Cerca de 400 shoshones, entre homens, mulheres e crianças, morreram no ataque àquele acampamento. Sagwitch sobreviveu ao episódio, assim como sua filha bebê e seus três filhos. No entanto, sua esposa, Dadabaychee, e dois enteados estavam entre os caídos.21

Logo após o ataque, santos de assentamentos nas proximidades chegaram para cuidar dos shoshones feridos. Porém, Sagwitch não confiava nos santos por causa do ataque. O exército havia sido guiado até os shoshones por Porter Rockwell, um santo dos últimos dias que às vezes era empregado como batedor do exército. Alguns santos de Cache Valley haviam assistido ao desenrolar do massacre do topo de uma colina nas cercanias, e outros haviam abrigado e alimentado o exército após o ataque. Até mesmo Peter Maughan, que descreveu as ações dos soldados como “inumanas”, acreditava que os shoshones haviam provocado a violência. E alguns santos até mesmo haviam declarado que o ataque era uma intervenção divina.22

Agora, quase uma década após o massacre, Sagwitch e seu povo ainda guardavam mágoas em relação aos colonos. A disposição que os santos mostravam de usar os recursos da Igreja a fim de prover alimentos e suprimentos para os shoshones foi capaz de ganhar de volta parte da confiança de outrora, mas a perda de inocentes, de terras e de recursos colocou os shoshones em uma situação desesperadora.23

Na primavera de 1873, um respeitado líder shoshone chamado Ech-up-wy teve uma visão em que três índios entravam em sua cabana. O mais alto deles — um homem belo e de ombros largos — disse-lhe que o Deus dos santos era o mesmo Deus adorado pelos shoshones. Com a ajuda dos santos, eles iriam construir casas, cultivar o solo e receber o batismo.

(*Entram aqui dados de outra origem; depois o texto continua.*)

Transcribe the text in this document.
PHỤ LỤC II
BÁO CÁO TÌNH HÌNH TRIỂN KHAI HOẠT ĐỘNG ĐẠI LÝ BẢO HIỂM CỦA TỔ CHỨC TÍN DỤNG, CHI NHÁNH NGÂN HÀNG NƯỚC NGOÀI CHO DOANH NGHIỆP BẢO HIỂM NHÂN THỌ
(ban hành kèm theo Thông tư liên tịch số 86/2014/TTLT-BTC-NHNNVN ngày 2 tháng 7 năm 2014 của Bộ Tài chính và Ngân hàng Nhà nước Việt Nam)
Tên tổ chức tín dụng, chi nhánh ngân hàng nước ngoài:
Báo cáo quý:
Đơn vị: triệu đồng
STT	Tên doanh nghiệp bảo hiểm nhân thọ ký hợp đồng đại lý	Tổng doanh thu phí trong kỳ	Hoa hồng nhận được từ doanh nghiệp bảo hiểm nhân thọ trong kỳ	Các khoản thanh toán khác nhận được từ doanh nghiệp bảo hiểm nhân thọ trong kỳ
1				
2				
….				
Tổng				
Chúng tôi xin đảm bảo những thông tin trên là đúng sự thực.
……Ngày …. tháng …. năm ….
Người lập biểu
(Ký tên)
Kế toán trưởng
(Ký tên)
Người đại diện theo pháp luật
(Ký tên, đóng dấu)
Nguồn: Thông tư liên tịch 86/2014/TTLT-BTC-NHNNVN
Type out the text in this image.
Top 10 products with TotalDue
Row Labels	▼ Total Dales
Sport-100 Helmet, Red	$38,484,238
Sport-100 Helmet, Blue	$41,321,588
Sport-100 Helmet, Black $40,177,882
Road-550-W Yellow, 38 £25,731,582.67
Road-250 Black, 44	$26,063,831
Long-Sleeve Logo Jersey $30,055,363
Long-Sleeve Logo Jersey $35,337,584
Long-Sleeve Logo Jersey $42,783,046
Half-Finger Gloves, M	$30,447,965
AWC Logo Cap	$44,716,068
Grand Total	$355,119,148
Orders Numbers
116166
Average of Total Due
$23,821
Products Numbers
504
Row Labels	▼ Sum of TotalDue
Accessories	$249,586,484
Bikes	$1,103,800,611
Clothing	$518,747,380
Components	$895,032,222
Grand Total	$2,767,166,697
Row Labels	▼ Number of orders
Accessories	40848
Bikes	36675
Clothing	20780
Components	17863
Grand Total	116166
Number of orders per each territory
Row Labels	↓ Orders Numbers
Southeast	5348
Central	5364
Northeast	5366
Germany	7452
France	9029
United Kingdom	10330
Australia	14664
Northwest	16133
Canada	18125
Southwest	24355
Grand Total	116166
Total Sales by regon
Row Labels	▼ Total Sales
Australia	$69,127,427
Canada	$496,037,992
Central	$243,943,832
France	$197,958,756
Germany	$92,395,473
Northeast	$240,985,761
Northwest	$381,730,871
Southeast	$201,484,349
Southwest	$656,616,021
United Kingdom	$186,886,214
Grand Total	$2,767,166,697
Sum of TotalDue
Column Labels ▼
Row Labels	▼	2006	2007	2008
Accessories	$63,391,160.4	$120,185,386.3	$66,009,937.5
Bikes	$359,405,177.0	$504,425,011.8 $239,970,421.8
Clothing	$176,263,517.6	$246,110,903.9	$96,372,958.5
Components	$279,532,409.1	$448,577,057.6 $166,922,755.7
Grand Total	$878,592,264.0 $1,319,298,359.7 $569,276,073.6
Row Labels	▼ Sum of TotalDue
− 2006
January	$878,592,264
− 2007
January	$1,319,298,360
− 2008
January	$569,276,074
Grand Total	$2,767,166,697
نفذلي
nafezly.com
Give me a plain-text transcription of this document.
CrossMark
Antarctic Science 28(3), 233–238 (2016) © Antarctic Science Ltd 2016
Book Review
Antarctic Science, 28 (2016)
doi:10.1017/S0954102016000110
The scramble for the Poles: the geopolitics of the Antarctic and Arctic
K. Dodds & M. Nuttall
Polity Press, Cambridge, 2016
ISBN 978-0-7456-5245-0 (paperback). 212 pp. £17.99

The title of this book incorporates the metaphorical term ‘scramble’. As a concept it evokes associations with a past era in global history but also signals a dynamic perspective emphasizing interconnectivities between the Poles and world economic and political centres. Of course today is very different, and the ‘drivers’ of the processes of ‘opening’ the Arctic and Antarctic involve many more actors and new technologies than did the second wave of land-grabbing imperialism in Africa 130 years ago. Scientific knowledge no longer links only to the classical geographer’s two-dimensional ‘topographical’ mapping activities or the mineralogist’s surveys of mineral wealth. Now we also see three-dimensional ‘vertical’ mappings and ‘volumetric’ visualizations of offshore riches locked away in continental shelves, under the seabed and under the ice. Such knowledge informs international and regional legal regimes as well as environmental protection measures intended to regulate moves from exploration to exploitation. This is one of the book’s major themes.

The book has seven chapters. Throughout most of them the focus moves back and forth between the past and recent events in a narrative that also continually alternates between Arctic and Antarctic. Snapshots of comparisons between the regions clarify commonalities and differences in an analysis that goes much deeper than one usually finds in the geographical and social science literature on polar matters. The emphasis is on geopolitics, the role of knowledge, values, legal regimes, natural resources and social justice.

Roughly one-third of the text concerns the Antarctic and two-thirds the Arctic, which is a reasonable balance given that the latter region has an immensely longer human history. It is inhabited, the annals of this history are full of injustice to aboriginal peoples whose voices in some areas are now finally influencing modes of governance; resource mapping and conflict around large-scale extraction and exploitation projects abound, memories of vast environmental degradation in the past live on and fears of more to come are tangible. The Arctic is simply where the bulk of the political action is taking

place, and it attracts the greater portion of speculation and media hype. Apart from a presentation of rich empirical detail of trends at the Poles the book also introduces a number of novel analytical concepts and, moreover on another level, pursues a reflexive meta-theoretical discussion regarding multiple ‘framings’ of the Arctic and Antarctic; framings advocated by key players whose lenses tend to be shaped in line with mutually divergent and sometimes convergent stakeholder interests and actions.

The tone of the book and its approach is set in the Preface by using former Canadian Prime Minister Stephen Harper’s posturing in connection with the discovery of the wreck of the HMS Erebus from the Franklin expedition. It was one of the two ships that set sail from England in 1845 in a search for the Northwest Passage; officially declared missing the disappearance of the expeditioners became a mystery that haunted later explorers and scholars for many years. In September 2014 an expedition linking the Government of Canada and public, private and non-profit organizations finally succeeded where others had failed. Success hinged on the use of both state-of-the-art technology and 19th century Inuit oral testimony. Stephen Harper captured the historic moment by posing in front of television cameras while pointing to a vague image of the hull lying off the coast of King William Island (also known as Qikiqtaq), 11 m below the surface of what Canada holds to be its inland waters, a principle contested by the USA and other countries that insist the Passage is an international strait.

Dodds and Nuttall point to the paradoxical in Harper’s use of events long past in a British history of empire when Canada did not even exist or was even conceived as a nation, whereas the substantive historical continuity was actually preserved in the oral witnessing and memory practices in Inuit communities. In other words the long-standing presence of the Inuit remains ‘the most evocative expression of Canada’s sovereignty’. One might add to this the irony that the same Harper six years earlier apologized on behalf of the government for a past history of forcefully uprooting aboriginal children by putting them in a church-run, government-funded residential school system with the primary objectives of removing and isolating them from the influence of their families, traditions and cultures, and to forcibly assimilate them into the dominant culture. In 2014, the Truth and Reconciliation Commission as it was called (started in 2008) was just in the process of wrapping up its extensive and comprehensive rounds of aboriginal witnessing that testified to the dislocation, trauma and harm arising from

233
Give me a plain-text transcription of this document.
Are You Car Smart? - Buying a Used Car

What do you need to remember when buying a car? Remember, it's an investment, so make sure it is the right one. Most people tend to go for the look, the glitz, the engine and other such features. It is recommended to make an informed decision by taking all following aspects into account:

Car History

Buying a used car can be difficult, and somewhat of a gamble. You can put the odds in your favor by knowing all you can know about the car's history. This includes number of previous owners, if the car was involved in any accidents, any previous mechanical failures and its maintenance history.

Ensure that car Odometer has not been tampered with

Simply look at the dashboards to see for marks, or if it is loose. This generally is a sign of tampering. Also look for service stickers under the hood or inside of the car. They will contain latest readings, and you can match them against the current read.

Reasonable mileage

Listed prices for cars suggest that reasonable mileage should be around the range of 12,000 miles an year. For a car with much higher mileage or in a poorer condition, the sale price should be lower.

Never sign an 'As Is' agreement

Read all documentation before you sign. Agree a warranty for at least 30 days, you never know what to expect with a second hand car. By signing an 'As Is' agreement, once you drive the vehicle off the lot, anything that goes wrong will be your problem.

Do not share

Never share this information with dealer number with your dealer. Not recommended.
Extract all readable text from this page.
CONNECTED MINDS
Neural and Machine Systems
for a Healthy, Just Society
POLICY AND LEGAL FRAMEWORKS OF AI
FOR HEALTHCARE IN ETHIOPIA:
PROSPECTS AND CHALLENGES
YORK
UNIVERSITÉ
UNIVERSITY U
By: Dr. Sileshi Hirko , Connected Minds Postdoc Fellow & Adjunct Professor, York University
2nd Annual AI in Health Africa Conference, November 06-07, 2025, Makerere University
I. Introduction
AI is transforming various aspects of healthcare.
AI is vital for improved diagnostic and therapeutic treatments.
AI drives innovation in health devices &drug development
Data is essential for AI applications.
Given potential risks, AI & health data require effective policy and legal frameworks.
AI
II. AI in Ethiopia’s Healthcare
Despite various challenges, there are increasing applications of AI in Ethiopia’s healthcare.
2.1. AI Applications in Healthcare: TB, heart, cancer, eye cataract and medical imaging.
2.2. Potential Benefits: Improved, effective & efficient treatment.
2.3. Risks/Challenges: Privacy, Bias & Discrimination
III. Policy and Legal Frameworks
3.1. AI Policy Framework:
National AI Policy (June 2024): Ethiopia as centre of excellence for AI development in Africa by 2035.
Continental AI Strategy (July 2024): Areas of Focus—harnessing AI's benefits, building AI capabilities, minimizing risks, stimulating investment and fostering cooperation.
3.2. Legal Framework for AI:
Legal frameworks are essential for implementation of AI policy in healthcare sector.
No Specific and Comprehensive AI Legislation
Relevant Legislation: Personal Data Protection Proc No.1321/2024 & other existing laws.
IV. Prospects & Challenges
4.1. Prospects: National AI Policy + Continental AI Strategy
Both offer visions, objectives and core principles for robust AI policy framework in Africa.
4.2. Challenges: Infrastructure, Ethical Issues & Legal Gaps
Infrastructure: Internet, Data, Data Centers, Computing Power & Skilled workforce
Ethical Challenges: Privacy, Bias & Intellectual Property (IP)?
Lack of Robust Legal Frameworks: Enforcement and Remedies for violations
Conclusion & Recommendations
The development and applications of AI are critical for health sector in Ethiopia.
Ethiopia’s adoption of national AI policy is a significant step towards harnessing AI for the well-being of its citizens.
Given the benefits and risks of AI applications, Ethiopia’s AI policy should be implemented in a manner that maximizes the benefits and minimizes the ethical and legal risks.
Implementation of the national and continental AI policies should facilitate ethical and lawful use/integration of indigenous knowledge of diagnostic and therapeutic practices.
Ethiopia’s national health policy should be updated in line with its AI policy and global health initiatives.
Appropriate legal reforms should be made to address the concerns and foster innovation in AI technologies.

Na visão, Ech-up-wy também viu shoshones trabalhando em pequenas fazendas, tendo alguns homens brancos com eles. Um deles era George Hill, um santo dos últimos dias que havia servido missão entre os shoshones 15 anos antes. Ele falava s língua shoshone e às vezes distribuía alimentos e outras provisões entre eles.

Depois de ouvir sobre a visão de Ech-up-wy, um grupo de shoshones foi até a casa de George em Ogden.24


Quando acordou, George Hill se deparou com um grupo de shoshones do lado de fora de sua residência, esperando para falar com ele. Após cumprimentar os visitantes, o líder daqueles homens explicou a George que eles haviam aprendido, por meio de inspiração, que os santos eram o povo do Senhor. “Queremos que você venha para nosso acampamento para nos ensinar e nos batizar”, disse o homem.

George respondeu que não poderia batizá-los sem a permissão de Brigham Young. Desapontados, os shoshones partiram, mas posteriormente retornaram e pediram mais uma vez para serem batizados. Mais uma vez, George lhes contou que precisava esperar a orientação do profeta.25

Pouco depois, George se encontrou com Brigham em Salt Lake City. “Já faz algum tempo que carrego um peso sobre os ombros”, declarou Brigham. “Tentei deixá-lo para lá, mas a partir de agora eu o transmito a você. Será seu fardo de agora em diante. Quero que tome conta da missão aos índios em todo o norte do país.”

Ele aconselhou George a estabelecer um lugar de reunião para os shoshones e lhes ensinar a cultivar a terra. “Não sei exatamente como você fará isso”, ele declarou, “mas você encontrará um jeito”.26

No dia 5 de maio de 1873, George viajou de trem para uma cidadezinha quase 50 quilômetros a norte de Ogden. De lá, ele partiu a pé para o acampamento de Sagwitch, que ficava a 20 quilômetros. Após caminhar pouco mais de um quilômetro, um velho shoshone chamado Tig-we-tick-er se aproximou dele sorrindo. Ele comentou que, naquela manhã, Sagwitch havia profetizado que George visitaria seu acampamento.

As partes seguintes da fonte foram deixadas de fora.